It is perhaps unsurprising that Vikesh Kakad, president of the British Pharmaceutical Students' Association, and John Smart, chairman of the Pharmacy Schools Council, fear the spectre of an increase in the number of students studying pharmacy in the UK ("Pharmacy recruitment may be unhealthy in high doses", News, 25 October). For many years, the restriction on places has limited the supply of trained pharmacists, leading to a situation in which the profession has been able to ensure that its members command high salaries. In turn, this has driven demand for places among school-leavers, and the limited number of slots has substantially inflated the A-level qualifications required for entry. This situation has been to the great advantage of those fortunate enough to enter the profession, but to the detriment of almost everyone else.
Smart notes approvingly that the profession wishes to instigate a statutory body that would control entry to undergraduate pharmacy courses. But such a body would be inimical to widening-access ideals and would maintain a situation in which the long-standing practice of restricting student numbers imposes needless costs on the healthcare system. In parallel, the profession is also seeking to persuade Hefce and the Department of Health to standardise UK pharmacy degrees as five-year courses. This would bolster its reputation but cost students and the public purse.
It is far from clear that the profession needs the AAB students Smart refers to, and it is unconvincing to claim that pharmacy training must be long-winded and expensive. The role that many pharmacists perform today is relatively straightforward, both on the high street and in hospitals: entailing the provision of medicines that have already been packaged, measured and tested.
The truth is that it would be more rational to open up courses while spending less on them, including shortening their duration. Then, unless the profession's trade bodies manage (as they will surely try) to fix salaries artificially, the economics of supply and demand would gradually drive down the remuneration of pharmacists to a more reasonable and socially beneficial level.

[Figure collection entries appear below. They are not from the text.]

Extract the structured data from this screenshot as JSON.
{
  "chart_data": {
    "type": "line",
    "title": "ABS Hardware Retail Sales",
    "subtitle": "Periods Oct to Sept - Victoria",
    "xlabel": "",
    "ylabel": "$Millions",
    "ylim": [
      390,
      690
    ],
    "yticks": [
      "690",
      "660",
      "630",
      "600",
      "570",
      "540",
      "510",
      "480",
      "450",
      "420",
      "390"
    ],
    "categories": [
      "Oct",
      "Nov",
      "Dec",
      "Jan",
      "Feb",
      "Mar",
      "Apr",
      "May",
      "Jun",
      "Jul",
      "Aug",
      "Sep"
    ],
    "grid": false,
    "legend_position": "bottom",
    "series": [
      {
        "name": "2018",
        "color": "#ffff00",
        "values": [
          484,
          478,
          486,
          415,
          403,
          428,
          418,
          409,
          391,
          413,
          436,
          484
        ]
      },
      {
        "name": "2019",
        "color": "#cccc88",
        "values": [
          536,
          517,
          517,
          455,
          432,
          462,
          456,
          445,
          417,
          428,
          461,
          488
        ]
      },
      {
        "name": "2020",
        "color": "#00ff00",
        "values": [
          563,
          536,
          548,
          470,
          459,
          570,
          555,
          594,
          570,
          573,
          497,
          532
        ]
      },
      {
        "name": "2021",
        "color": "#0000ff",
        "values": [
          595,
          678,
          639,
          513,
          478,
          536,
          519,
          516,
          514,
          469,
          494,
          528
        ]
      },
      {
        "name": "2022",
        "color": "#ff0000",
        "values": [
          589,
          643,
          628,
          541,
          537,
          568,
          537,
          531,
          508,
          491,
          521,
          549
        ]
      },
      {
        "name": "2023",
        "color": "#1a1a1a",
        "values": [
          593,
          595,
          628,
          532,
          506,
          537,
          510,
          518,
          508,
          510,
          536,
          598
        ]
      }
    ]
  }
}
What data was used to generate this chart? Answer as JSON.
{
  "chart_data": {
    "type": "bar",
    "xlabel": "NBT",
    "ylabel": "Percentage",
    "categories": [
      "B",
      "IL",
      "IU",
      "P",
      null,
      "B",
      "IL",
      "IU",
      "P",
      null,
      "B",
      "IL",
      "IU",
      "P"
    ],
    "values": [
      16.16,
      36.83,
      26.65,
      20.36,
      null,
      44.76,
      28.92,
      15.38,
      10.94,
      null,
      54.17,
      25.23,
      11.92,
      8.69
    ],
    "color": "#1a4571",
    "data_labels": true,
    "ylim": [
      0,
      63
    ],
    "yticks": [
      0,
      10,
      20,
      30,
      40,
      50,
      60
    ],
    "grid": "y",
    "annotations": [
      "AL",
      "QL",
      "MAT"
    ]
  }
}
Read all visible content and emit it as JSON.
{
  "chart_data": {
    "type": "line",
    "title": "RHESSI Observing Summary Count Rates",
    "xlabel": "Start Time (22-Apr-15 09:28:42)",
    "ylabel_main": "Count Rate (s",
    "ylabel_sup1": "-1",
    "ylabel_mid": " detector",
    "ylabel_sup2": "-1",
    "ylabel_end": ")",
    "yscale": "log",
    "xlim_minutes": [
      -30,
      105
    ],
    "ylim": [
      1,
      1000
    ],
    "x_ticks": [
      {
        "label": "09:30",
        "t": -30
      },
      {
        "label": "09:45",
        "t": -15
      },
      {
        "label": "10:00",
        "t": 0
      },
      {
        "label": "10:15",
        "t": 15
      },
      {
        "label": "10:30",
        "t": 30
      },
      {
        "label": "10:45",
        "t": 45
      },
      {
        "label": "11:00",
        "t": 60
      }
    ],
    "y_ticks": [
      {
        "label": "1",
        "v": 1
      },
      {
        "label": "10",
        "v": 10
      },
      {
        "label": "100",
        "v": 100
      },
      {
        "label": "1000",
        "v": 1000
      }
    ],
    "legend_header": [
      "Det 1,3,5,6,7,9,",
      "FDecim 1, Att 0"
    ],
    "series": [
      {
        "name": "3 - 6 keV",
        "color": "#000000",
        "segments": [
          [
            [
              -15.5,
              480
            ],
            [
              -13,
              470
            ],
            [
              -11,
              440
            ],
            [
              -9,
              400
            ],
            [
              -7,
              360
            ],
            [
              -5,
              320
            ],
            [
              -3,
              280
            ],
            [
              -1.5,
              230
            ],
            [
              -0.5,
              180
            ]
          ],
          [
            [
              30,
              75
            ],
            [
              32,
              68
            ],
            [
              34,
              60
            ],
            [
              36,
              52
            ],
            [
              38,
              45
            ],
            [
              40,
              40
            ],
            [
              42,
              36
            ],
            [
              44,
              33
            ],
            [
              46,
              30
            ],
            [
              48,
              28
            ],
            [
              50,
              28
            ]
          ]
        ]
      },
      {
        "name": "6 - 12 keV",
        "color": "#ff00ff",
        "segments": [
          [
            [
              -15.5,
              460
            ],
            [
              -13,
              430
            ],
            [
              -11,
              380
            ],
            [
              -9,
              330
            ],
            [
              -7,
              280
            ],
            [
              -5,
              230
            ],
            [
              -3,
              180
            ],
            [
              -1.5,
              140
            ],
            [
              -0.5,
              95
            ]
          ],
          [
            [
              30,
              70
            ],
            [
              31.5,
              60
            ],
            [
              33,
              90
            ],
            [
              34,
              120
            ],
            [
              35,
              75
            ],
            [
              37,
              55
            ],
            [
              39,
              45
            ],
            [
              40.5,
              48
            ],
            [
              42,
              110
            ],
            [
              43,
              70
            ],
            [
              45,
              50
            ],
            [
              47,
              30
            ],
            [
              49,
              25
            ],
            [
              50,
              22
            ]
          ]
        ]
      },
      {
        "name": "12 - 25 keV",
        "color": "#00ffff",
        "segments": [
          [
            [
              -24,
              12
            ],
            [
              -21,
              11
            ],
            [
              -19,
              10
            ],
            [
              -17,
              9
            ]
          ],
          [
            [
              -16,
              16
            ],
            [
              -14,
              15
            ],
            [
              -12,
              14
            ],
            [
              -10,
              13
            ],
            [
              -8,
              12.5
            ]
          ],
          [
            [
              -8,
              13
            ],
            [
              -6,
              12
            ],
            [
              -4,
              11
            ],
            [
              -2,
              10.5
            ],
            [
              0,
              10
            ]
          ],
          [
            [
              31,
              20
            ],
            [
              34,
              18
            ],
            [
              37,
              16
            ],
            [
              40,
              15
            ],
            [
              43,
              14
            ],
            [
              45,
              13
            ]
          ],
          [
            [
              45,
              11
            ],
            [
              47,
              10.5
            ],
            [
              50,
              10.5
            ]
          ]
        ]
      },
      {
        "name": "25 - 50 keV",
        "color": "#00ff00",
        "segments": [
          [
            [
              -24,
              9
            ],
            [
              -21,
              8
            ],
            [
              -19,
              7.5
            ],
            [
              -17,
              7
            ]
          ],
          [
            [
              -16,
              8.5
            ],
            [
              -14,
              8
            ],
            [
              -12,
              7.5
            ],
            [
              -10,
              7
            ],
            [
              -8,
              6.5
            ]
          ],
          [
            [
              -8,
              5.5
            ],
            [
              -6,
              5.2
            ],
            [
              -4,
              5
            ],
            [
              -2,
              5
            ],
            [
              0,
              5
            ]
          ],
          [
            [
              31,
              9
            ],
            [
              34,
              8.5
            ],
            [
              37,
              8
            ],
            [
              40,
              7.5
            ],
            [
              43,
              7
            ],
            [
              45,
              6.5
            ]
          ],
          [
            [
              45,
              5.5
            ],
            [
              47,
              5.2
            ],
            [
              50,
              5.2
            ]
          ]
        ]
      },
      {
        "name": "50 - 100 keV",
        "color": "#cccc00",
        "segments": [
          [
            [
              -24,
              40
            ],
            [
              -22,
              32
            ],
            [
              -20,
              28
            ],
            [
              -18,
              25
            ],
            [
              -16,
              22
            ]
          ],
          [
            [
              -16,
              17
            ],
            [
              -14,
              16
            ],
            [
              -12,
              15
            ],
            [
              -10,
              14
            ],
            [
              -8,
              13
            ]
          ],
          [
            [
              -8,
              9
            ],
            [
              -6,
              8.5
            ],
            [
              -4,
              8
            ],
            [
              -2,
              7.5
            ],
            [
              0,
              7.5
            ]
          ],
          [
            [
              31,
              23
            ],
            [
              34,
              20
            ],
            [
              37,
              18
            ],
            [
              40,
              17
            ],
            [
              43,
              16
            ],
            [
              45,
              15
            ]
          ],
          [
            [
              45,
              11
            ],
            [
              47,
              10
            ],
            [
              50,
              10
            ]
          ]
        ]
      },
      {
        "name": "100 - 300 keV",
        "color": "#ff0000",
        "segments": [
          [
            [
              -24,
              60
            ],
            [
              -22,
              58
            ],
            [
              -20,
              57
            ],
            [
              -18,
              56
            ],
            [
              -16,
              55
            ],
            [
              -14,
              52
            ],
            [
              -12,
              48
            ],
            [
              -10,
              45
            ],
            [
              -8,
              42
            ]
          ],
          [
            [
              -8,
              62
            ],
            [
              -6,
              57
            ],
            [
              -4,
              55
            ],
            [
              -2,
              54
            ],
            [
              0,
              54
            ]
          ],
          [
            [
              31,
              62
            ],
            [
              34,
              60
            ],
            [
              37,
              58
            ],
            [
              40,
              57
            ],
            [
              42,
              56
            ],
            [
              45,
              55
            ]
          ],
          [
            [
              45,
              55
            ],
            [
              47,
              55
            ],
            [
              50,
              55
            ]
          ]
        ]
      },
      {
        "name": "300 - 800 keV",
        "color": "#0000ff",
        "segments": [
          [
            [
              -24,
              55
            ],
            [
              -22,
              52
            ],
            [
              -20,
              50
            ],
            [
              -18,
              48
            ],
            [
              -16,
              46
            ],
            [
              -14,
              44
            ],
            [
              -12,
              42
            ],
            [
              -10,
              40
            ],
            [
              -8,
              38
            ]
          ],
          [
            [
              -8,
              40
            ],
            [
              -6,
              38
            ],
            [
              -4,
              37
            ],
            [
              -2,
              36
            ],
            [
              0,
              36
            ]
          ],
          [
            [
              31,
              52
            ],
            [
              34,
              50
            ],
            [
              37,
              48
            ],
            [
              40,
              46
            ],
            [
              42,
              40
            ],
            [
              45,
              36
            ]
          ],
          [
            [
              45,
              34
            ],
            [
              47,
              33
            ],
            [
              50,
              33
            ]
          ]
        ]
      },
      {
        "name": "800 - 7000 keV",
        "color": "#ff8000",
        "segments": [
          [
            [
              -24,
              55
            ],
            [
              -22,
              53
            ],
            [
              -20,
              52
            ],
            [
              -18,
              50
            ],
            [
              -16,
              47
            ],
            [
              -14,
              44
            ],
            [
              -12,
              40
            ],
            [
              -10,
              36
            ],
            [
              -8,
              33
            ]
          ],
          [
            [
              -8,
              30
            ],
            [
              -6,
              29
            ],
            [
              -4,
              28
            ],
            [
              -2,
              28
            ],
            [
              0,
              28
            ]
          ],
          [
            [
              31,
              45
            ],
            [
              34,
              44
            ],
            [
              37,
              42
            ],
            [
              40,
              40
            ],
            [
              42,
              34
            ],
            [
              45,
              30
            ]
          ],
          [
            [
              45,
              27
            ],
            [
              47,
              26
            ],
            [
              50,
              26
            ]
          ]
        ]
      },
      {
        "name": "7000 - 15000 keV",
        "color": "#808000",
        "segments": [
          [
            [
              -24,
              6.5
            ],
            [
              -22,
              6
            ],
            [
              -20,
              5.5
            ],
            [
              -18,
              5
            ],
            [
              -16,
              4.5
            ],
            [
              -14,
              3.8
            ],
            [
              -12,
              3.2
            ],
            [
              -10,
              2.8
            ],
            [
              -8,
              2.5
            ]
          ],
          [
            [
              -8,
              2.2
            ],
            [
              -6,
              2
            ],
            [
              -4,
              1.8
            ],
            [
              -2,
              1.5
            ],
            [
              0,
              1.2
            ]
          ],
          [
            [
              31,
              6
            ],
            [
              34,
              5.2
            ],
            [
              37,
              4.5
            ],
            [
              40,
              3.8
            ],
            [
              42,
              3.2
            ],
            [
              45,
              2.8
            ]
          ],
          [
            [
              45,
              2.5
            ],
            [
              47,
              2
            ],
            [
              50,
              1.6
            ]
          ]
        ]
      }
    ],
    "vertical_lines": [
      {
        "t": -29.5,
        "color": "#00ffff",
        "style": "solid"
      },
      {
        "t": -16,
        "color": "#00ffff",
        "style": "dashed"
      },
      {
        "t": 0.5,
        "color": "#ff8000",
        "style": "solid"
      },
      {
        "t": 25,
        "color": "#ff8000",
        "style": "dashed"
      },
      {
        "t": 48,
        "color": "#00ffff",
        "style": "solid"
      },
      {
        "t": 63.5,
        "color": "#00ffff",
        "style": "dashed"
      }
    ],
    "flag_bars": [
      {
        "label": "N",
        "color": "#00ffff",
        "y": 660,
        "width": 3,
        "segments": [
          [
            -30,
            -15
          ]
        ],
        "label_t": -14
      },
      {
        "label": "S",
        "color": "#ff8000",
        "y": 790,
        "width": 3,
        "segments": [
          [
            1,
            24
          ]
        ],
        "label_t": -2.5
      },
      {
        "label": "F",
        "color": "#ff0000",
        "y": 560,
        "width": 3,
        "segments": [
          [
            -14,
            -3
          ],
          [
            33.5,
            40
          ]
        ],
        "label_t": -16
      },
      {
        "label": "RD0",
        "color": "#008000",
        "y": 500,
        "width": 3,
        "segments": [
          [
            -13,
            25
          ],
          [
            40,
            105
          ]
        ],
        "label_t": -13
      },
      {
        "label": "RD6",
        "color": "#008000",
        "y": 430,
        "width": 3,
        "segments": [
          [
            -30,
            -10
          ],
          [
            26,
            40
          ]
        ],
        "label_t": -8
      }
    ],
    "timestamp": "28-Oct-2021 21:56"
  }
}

Kakad worries that it would be "unethical" to recruit students if they are not assured graduate careers in pharmacy, but this applies only if they are recruited under false pretences. This concern could thus be removed by the simple expedient of redrafting course prospectuses to make it clear to applicants that there is no guarantee of a job.
Most other professionals, including biomedical researchers and academics, do not have their positions artificially bolstered by restrictions on undergraduate numbers. Advocates such as Kakad and Smart who seek to maintain this privileged position for pharmacists need to form persuasive arguments to justify what otherwise may be viewed by those outside the profession as special pleading.